Son of store owner says he has no regrets about returning the ticket
By Kate Northrop
SALINA, Kan. — A Kansas convenience store owner made a million-dollar decision to hunt down the longtime customer that had accidentally left behind a winning lottery ticket.
A Kansas Lottery retailer held itself to the highest degree of integrity when the store's associates tracked down the loyal customer who had forgotten a $1 million winning lottery ticket on the counter.
Kal Patel's parents own the Pit Stop convenience store on West Cloud Street in Salina. On March 18, he received a call from Andy Patel (no relation), the store's clerk, that a customer left behind a million-dollar winning lottery ticket.
"He said six zeroes were popping up on the screen," Kal told the Salina Journal. "We couldn't believe it."
Three months later, Kal says he did not regret passing up a million bucks to do the right thing.
"I knew it was a longtime customer who had left it here," he continued. "They didn't know they had the winning ticket, so they never would have known if I hadn't found them. But then you'd have to live through the guilt of that all your life."
Andy discovered the slip of paper in question when a regular customer had stopped by with three folded lottery tickets he had bought at a different store in Lincoln. The player asked Andy to check them for any winners, but had only checked two tickets. He didn't realize it at first, but by the time the customer left the store, he noticed a third ticket sitting on the counter.
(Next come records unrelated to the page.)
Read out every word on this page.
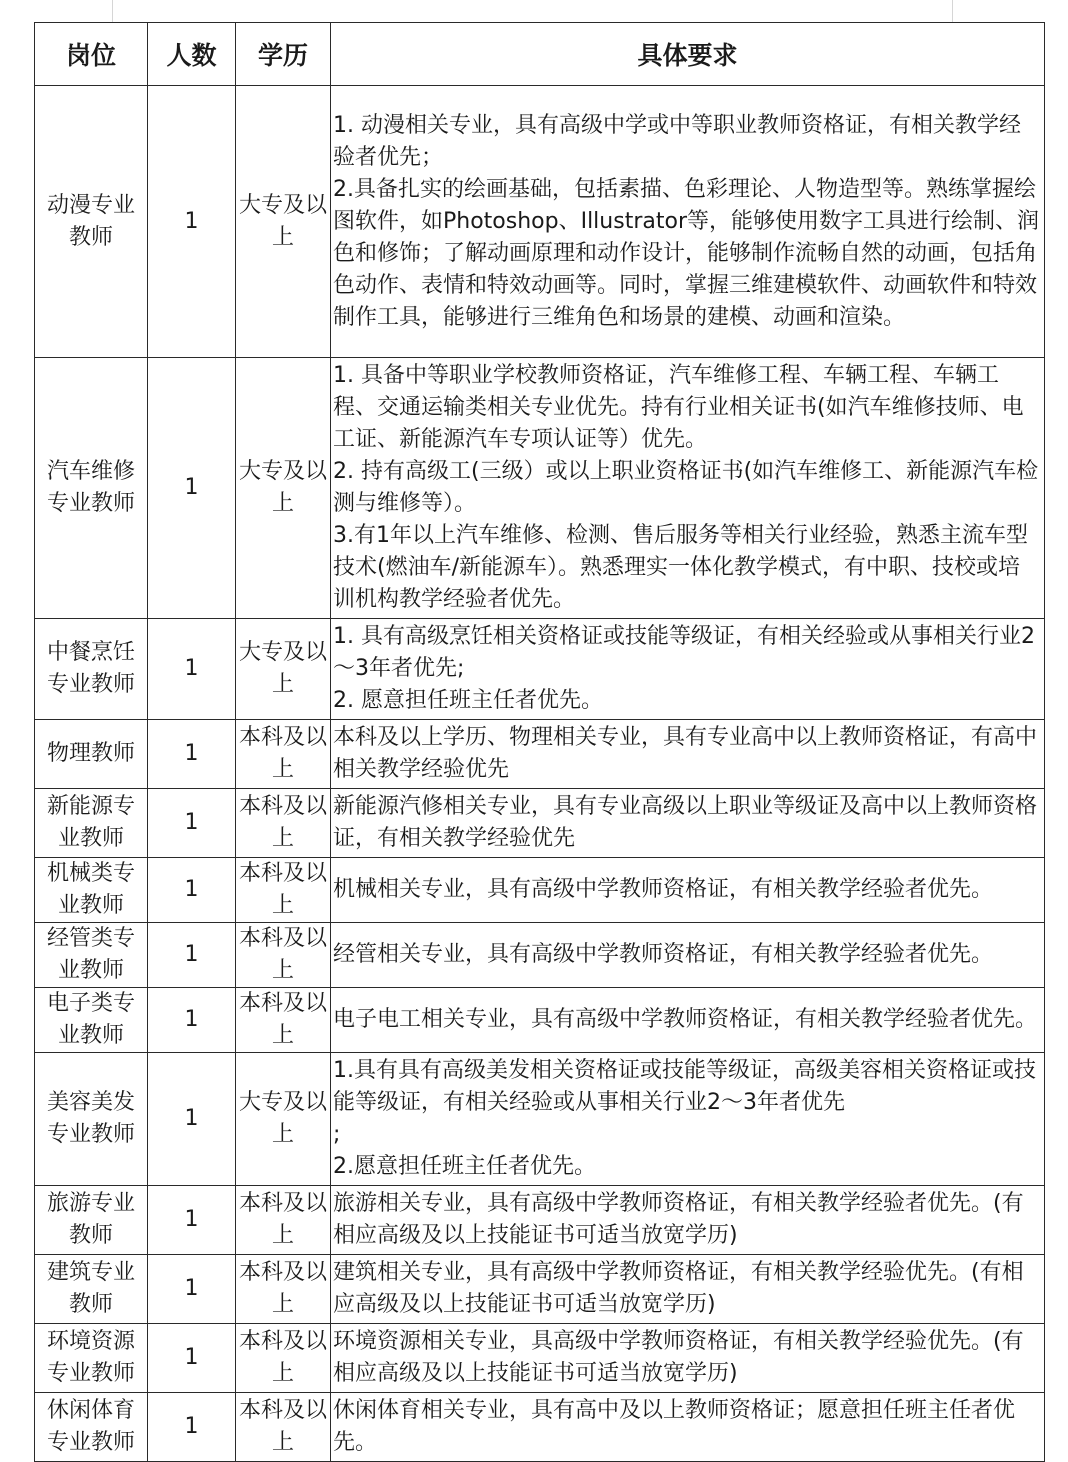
岗位	人数	学历	具体要求
动漫专业教师	1	大专及以上	1. 动漫相关专业，具有高级中学或中等职业教师资格证，有相关教学经验者优先；
2.具备扎实的绘画基础，包括素描、色彩理论、人物造型等。熟练掌握绘图软件，如Photoshop、Illustrator等，能够使用数字工具进行绘制、润色和修饰；了解动画原理和动作设计，能够制作流畅自然的动画，包括角色动作、表情和特效动画等。同时，掌握三维建模软件、动画软件和特效制作工具，能够进行三维角色和场景的建模、动画和渲染。

汽车维修专业教师	1	大专及以上	1. 具备中等职业学校教师资格证，汽车维修工程、车辆工程、车辆工程、交通运输类相关专业优先。持有行业相关证书(如汽车维修技师、电工证、新能源汽车专项认证等）优先。
2. 持有高级工(三级）或以上职业资格证书(如汽车维修工、新能源汽车检测与维修等）。
3.有1年以上汽车维修、检测、售后服务等相关行业经验，熟悉主流车型技术(燃油车/新能源车）。熟悉理实一体化教学模式，有中职、技校或培训机构教学经验者优先。

中餐烹饪专业教师	1	大专及以上	1. 具有高级烹饪相关资格证或技能等级证，有相关经验或从事相关行业2～3年者优先;
2. 愿意担任班主任者优先。

物理教师	1	本科及以上	本科及以上学历、物理相关专业，具有专业高中以上教师资格证，有高中相关教学经验优先

新能源专业教师	1	本科及以上	新能源汽修相关专业，具有专业高级以上职业等级证及高中以上教师资格证，有相关教学经验优先

机械类专业教师	1	本科及以上	机械相关专业，具有高级中学教师资格证，有相关教学经验者优先。

经管类专业教师	1	本科及以上	经管相关专业，具有高级中学教师资格证，有相关教学经验者优先。

电子类专业教师	1	本科及以上	电子电工相关专业，具有高级中学教师资格证，有相关教学经验者优先。

美容美发专业教师	1	大专及以上	1.具有具有高级美发相关资格证或技能等级证，高级美容相关资格证或技能等级证，有相关经验或从事相关行业2～3年者优先
;
2.愿意担任班主任者优先。

旅游专业教师	1	本科及以上	旅游相关专业，具有高级中学教师资格证，有相关教学经验者优先。(有相应高级及以上技能证书可适当放宽学历)

建筑专业教师	1	本科及以上	建筑相关专业，具有高级中学教师资格证，有相关教学经验优先。(有相应高级及以上技能证书可适当放宽学历)

环境资源专业教师	1	本科及以上	环境资源相关专业，具高级中学教师资格证，有相关教学经验优先。(有相应高级及以上技能证书可适当放宽学历)

休闲体育专业教师	1	本科及以上	休闲体育相关专业，具有高中及以上教师资格证；愿意担任班主任者优先。
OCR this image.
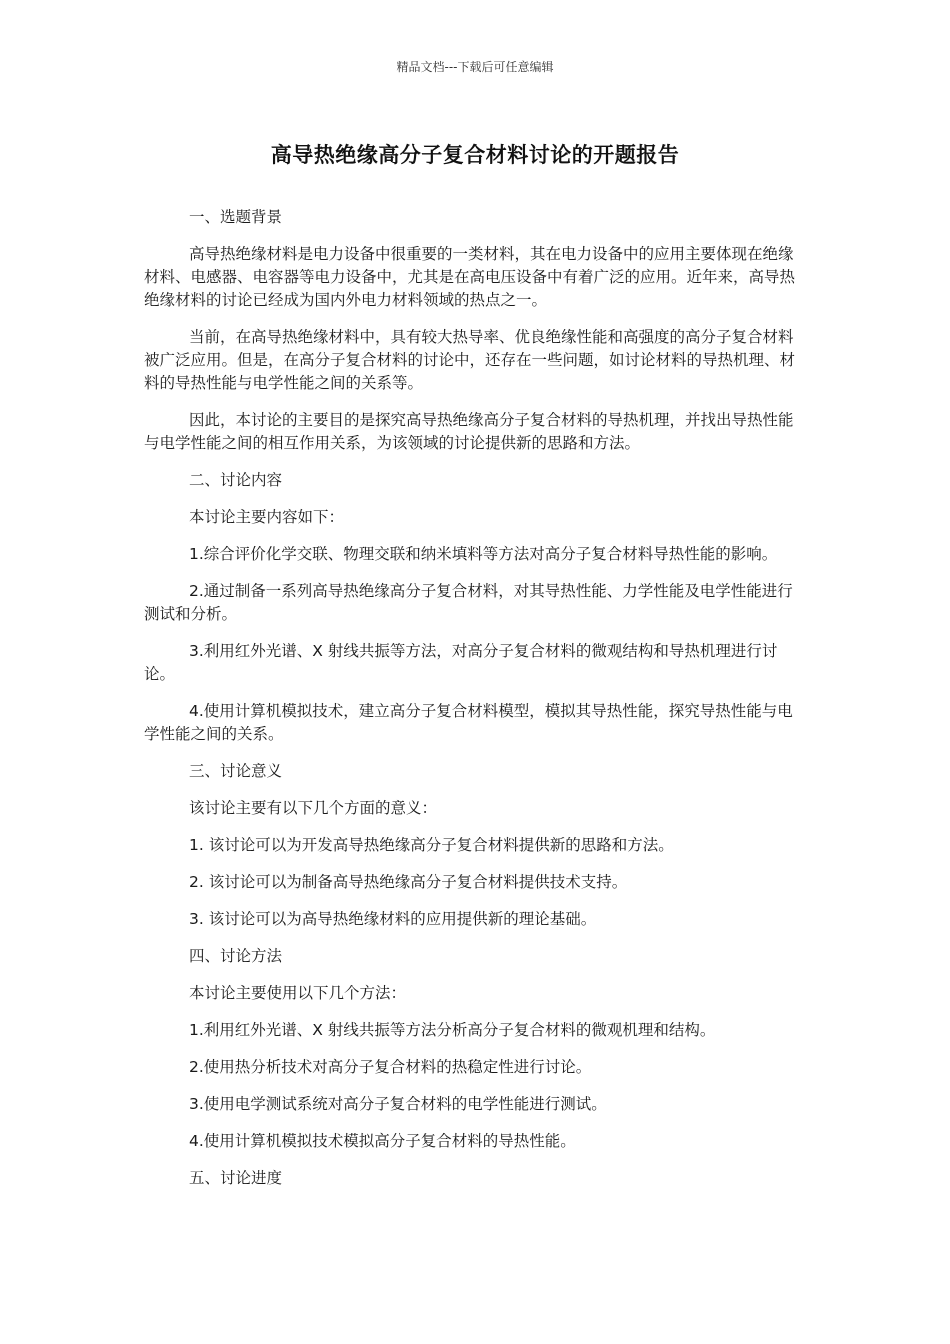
精品文档---下载后可任意编辑
高导热绝缘高分子复合材料讨论的开题报告
一、选题背景
高导热绝缘材料是电力设备中很重要的一类材料，其在电力设备中的应用主要体现在绝缘材料、电感器、电容器等电力设备中，尤其是在高电压设备中有着广泛的应用。近年来，高导热绝缘材料的讨论已经成为国内外电力材料领域的热点之一。
当前，在高导热绝缘材料中，具有较大热导率、优良绝缘性能和高强度的高分子复合材料被广泛应用。但是，在高分子复合材料的讨论中，还存在一些问题，如讨论材料的导热机理、材料的导热性能与电学性能之间的关系等。
因此，本讨论的主要目的是探究高导热绝缘高分子复合材料的导热机理，并找出导热性能与电学性能之间的相互作用关系，为该领域的讨论提供新的思路和方法。
二、讨论内容
本讨论主要内容如下：
1.综合评价化学交联、物理交联和纳米填料等方法对高分子复合材料导热性能的影响。
2.通过制备一系列高导热绝缘高分子复合材料，对其导热性能、力学性能及电学性能进行测试和分析。
3.利用红外光谱、X 射线共振等方法，对高分子复合材料的微观结构和导热机理进行讨论。
4.使用计算机模拟技术，建立高分子复合材料模型，模拟其导热性能，探究导热性能与电学性能之间的关系。
三、讨论意义
该讨论主要有以下几个方面的意义：
1. 该讨论可以为开发高导热绝缘高分子复合材料提供新的思路和方法。
2. 该讨论可以为制备高导热绝缘高分子复合材料提供技术支持。
3. 该讨论可以为高导热绝缘材料的应用提供新的理论基础。
四、讨论方法
本讨论主要使用以下几个方法：
1.利用红外光谱、X 射线共振等方法分析高分子复合材料的微观机理和结构。
2.使用热分析技术对高分子复合材料的热稳定性进行讨论。
3.使用电学测试系统对高分子复合材料的电学性能进行测试。
4.使用计算机模拟技术模拟高分子复合材料的导热性能。
五、讨论进度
Of the three tickets, that one had been worth $1 million.
The ticket was part of the Mega Millions drawing where the winner matched the first five lottery numbers 1, 13, 26, 33, and 52, just missing the Mega Ball number 11.
The clerk then called Kal, who immediately came to the store and took note of the man's description from Andy. Thinking he might have an idea of who the customer was, he made it his mission to track him down and hopped in his car to give chase.
"I went into the neighborhood where I knew he lived, but I couldn't find him," Kal recounted to the Salina Journal. "Their cars weren't outside or anything, and I couldn't find their house, exactly which one it was."
But his efforts to locate the winner were for naught, and so he resolved that he would simply hand it to the customer next time he visited the store.
However, he had a sudden change of heart. Getting into his car again, he decided he would take one more drive around the area.
This time, Kal saw the lucky customer and his brother in their car. He followed, and they all eventually stopped once they recognized him.
"I showed them the ticket and told them they were winners," Kal recounted. "They started shaking. They couldn't believe it."
Kal and the shocked brothers drove back to the Pit Stop so they could recheck the numbers and see the proof themselves.
"All of them matched with winning numbers, and that's how they were millionaires," he concluded.
Since returning the rightful ticket to its owner, Kal said he has only seen the customer once.
"The day after they went to Topeka, they stopped in for a soda," he explained. "I haven't seen them since. It surprised me. I had no indication where they were going."
According to Kal, his friends have also chastised him for giving up a million dollars, but he felt he would do the same thing again if given the chance.
"If it had just been dropped and we didn't know who it was, then we wouldn't have known where to look," he remarked. "But we did. It felt good to give it to them. And the praise we got back from everyone for doing this was really nice. They said it restored their faith in humanity."
"Good deeds come back to help you, and bad deeds come back to haunt you," Kal said. "It felt good to find it and then find them."